Learning Objective #1: identify potential pitfalls of traditional model selection methods. |
Learning Objective #2: understand the strengths and limitation of Bayesian model averaging and its relevance for use in nursing research. |
Background: Primary analyses for an empirical study will use a small number of independent variables to test explicit hypotheses concerning relationships in the data. Further secondary analyses will typically use a much larger number of independent variables, often with the goal of revealing relationships that may be tested in later studies. In our previous work, model selection was completed by the screening of each independent variable followed by the use of forward selection logistic regression. This is one of several exploratory approaches that can be used in a search for a “best” model. Often, these methods provide differing models as candidates, and these models may have very different interpretations. An alternative to selecting and interpreting a single “best” model is to base inference on a combination of several models. Bayesian model averaging (BMA) provides a framework within which multiple models can be combined to provide better overall prediction than is available from any single model. Purpose: Compare traditional model selection techniques to BMA on a large adolescent database.
Methods: ADD Health data were analyzed to develop a model for suicidal ideation. Predictors were reduced by developing latent variables for depression, externalizing behaviors, and alcohol use across the waves of data. Factor scores were used as predictors in various model selection approaches. These models were then compared to the results from Bayesian model averaging.

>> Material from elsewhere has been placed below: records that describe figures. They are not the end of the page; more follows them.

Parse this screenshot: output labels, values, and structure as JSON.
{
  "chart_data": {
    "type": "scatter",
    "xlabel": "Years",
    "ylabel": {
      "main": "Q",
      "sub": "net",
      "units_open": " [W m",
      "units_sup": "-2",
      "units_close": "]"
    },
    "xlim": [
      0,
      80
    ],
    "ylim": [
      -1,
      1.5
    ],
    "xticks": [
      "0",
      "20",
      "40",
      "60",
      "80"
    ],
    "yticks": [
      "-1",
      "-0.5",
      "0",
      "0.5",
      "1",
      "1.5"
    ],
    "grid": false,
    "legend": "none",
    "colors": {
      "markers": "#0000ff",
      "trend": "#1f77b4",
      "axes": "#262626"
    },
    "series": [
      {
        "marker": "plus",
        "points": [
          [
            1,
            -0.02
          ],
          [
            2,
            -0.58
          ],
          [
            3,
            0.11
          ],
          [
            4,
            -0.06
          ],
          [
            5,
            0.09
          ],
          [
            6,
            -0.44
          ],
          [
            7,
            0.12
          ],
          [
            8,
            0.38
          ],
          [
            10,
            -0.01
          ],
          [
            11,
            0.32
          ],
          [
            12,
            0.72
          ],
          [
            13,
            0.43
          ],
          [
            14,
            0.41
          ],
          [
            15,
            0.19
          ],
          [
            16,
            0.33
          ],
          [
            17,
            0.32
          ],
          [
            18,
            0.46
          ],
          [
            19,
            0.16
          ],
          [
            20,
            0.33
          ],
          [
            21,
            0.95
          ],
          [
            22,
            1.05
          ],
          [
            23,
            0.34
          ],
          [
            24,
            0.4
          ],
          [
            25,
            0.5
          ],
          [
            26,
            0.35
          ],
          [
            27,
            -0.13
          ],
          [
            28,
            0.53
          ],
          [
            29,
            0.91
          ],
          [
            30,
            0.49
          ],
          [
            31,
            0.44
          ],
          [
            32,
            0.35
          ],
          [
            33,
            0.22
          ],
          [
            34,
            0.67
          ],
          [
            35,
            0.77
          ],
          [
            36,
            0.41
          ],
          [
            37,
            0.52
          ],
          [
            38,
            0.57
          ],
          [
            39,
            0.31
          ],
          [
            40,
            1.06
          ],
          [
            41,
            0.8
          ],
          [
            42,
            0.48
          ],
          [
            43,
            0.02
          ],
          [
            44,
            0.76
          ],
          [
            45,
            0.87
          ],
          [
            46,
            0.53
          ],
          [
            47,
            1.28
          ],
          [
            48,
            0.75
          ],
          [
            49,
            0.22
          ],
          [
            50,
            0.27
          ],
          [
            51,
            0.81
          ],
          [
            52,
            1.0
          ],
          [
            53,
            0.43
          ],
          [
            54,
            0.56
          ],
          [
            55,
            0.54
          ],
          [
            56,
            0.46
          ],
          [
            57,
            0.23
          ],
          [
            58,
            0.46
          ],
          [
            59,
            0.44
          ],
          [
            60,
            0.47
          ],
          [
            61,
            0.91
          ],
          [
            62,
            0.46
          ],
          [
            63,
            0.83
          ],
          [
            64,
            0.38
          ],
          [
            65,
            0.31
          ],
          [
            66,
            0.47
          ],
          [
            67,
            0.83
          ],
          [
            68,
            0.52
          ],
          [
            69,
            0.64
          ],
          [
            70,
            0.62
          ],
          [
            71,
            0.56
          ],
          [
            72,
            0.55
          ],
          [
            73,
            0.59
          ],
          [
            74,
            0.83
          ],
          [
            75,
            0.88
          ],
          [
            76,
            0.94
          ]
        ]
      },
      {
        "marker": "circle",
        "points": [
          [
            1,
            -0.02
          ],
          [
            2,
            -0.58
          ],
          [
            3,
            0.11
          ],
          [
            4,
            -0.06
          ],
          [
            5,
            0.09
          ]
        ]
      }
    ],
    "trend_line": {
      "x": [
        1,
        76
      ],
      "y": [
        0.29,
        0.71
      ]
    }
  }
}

Results/Conclusions: Our analyses found model differences among traditional logistic regression model selection methods, not only in their parameter estimates but also in the dependent variables selected. Findings from Bayesian model averaging will be presented, along with their interpretation. These results provide analytic methods for others to consider in the analysis of data with multiple indicators. Its relevance for use with nursing models, as well as strengths and limitations, will also be discussed.